Howard County police and prosecutors say juvenile crime is soaring, with arrests this year already surpassing the total for 1993.
And authorities don't expect the numbers to get any better.
"It's very scary to me," said Bobbie Fine, an assistant state's attorney in the juvenile division of Howard County Circuit Court. "They're getting younger and more serious with the crimes."
Police said juveniles, mainly 13- to 17-year-olds, accounted for 1,137 of the 5,952 arrests in 1993. This year, police have made at least 1,179 juvenile arrests.
Most disturbing, police and juvenile authorities say, is the increasing number of serious crimes committed by juveniles.

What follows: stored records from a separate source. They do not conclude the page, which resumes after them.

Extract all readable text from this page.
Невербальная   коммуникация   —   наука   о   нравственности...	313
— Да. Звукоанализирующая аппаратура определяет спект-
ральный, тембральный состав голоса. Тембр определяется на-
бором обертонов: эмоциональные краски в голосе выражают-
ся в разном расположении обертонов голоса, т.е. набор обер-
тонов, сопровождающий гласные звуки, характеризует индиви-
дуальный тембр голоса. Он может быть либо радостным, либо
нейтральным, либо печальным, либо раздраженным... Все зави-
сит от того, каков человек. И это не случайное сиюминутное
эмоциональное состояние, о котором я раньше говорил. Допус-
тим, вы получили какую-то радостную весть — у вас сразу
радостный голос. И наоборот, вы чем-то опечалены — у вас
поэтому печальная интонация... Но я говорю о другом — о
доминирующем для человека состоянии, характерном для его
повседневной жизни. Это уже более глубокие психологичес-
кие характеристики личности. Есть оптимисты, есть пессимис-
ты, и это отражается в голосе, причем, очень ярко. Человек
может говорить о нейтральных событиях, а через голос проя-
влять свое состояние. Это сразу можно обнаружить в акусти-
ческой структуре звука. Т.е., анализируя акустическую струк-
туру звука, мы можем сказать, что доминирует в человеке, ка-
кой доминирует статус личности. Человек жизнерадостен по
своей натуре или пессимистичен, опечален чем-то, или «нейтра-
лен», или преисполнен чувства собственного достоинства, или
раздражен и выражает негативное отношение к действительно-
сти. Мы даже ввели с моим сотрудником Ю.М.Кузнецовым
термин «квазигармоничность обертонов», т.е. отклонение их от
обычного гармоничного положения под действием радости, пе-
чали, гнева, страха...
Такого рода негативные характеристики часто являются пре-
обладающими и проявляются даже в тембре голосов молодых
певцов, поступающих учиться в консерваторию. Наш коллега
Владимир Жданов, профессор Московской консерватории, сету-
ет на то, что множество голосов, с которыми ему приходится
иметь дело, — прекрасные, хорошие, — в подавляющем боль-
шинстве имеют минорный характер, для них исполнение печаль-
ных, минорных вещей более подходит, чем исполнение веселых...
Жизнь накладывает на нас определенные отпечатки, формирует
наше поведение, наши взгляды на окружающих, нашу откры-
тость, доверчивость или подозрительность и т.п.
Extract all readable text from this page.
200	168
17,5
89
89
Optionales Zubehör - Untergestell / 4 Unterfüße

Last month, for instance, police charged 15-year-old Raheem Ameen Jones of the 5300 block of Brook Way in Columbia as an adult with attempted murder in the Aug. 16 shooting of a 19-year-old neighbor.
According to county police records, the number of youths arrested for Part I crimes -- murder, rape, robbery, aggravated assault, burglary, larceny and auto theft -- increased 21 percent from 1992 to 1993. The 560 arrests accounted for about one-third of all Part I arrests in Howard last year.
The increase in Howard is consistent with a five-year juvenile arrest trend throughout the state, according to statistics compiled by the Maryland State Police. Last year, state police recorded 42,767 juvenile arrests in Maryland.
In Baltimore County, police had arrested 4,411 juveniles by the end of last month, compared with 5,260 juvenile arrests in all of 1993.
In Howard, police say a significant number of crimes are commited by youths from outside the county.
Howard County police said 222 of the juveniles arrested last year were not county residents.
Police say many juvenile arrests are for car theft. The county set a record with 987 auto thefts last year.
Prosecutors and police attribute the overall increase in arrests to a variety of factors, including population growth, broken families and the relatively easy access youths have to guns, alcohol and drugs.
By all accounts, there is at least one obvious reason for more juvenile arrests: more police officers.
Thirty-nine officers joined the department in December, said Police Chief James Robey. The current number of sworn officers is 282.